Race and Ethnicity - Division among jewish americans



Israel's policies first stirred signs of unease among American Jews when Israeli bombers destroyed an Iraqi nuclear reactor in 1981 and, in a separate event, the Palestine Liberation Organization (PLO) headquarters in Beirut, Lebanon, was the target of Israeli bombers. It was, however, the 1982 Israeli invasion of Lebanon and the subsequent massacre of at least six hundred Palestinian civilians by Christian Phalangist (Lebanese) troops allied with Israel that began a new era for American Jews. Prior to the invasion of Lebanon, Israel's wars had been struggles for survival. The invasion tested the resolve of many Jews who had followed the unwritten prohibition against Jews publicly criticizing Israel.

In their dash north, the sixty to ninety thousand Israeli troops, supplemented by naval and air support, left mass destruction of property and substantial numbers of civilian casualties. World public opinion, including most Americans, opposed the invasion. American Jews rallied to Israel's cause at the time, but an erosion of support had begun. One poll found that 93 percent of American Jews still supported Israel, and 83 percent reported that if Israel were destroyed, it would "be one of the great personal tragedies in my life."

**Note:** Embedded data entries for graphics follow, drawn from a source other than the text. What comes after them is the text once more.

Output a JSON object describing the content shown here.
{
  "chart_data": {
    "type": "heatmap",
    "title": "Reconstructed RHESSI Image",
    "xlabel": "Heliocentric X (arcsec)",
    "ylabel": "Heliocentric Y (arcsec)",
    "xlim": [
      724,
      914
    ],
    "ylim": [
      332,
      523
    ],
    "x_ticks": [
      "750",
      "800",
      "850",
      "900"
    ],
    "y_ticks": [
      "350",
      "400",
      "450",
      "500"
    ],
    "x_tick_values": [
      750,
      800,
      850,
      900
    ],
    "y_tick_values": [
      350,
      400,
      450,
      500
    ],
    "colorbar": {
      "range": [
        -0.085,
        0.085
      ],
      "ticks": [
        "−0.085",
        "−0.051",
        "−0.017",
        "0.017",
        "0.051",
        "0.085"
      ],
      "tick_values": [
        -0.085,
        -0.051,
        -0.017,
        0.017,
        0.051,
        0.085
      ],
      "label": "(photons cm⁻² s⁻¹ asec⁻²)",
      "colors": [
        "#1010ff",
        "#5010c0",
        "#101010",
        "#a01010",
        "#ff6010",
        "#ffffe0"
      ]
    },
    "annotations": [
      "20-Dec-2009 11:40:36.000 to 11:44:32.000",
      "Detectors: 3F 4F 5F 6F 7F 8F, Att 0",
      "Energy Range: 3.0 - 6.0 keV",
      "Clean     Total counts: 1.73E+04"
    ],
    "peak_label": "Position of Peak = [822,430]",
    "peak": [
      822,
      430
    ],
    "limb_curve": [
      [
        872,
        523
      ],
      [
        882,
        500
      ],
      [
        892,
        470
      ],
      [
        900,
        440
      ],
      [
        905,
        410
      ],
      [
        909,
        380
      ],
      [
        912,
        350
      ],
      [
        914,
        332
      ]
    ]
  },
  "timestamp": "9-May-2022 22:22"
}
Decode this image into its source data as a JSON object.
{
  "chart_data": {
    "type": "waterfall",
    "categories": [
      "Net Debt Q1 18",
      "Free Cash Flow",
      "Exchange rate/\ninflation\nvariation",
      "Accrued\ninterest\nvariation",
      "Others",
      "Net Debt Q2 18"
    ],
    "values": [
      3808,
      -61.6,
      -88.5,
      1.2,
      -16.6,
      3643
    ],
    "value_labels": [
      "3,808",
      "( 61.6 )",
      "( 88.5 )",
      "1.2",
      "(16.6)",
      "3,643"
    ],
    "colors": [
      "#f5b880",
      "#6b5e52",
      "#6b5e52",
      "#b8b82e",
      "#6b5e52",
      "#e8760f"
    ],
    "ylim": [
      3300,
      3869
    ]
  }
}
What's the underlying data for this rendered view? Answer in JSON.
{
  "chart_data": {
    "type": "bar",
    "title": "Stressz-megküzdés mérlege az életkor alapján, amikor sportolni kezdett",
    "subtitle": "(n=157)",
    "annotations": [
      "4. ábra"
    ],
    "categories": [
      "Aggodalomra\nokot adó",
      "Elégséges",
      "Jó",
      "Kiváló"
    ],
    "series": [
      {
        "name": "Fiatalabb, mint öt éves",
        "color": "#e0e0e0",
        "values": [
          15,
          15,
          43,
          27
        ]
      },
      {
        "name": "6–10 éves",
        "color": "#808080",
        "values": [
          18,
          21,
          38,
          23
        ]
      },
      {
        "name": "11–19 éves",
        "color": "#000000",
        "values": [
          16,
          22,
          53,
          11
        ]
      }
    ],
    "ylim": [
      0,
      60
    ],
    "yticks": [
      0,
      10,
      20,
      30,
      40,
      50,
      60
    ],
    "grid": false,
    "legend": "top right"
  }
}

Yet as time passed, individual mainstream Jewish leaders and major organizations spoke out in anger and dismay at the actions taken in Lebanon by Prime Minister Menachem Begin's right-wing government. The massacres were particularly troubling because the Israeli army had taken responsibility for the civilians' safety and had been nearby during the two days in which the killings occurred. How could a nation of Jews, with a 5,000-year heritage of respecting human life and a history of suffering nearly as long, be in any way involved in massacres of civilians? As the debate heated up, criticism of Israel reached a new level within Jewish circles in America and elsewhere.

Three years later, Jonathan Jay Pollard, an American Jew employed by the navy as a civilian analyst, was arrested and charged with being the most prolific spy in American history. Over a two-year period he had stolen and turned over to Israel 360 cubic feet of top-secret files. The U.S. government argued that Pollard had compromised the entire American intelligence-gathering apparatus. Many American Jews found it incomprehensible that Israel would engage in such spying. Israel's use of an American Jew seemed to play into the hands of anti-Semites who would surely charge American Jews with dual loyalty. Why, it was written, would Israel steal secrets from the one ally whose goodwill was essential and upon which the country was almost absolutely dependent?

One more event undercut the breadth of support that Israel had had from American Jews. Beginning in l987, Palestinians in the occupied West Bank, Gaza, and Israel itself, engaged in a mass revolt against Israeli authority. Led mainly by the young, the Intifada has transformed relations between Palestinians and Israelis, and among many American Jews has led to greater calls for a peace process that will end the fighting and provide Palestinians with some degree of self-governance.

Israel still has the support of American Jews, and the "special relationship" that underpins U.S.–Israeli relations continues. Israel receives more foreign aid from America than any country in the world, and is likely to continue to do so. However, Jewish-American unity has fragmented, with significant criticism of Israel being expressed openly as never before. AIPAC remains a model of how a successful lobbying group can represent the policy goals of an ethnic pressure group, but even its supporters acknowledge that it may have lost its edge because there no longer is community consensus on some issues. These changes have created an opportunity for an opposition group to emerge and challenge pro-Israeli policies of the American government. Still relatively in the shadows, an Arab-American group has taken on the direction of U.S. policy in the Middle East.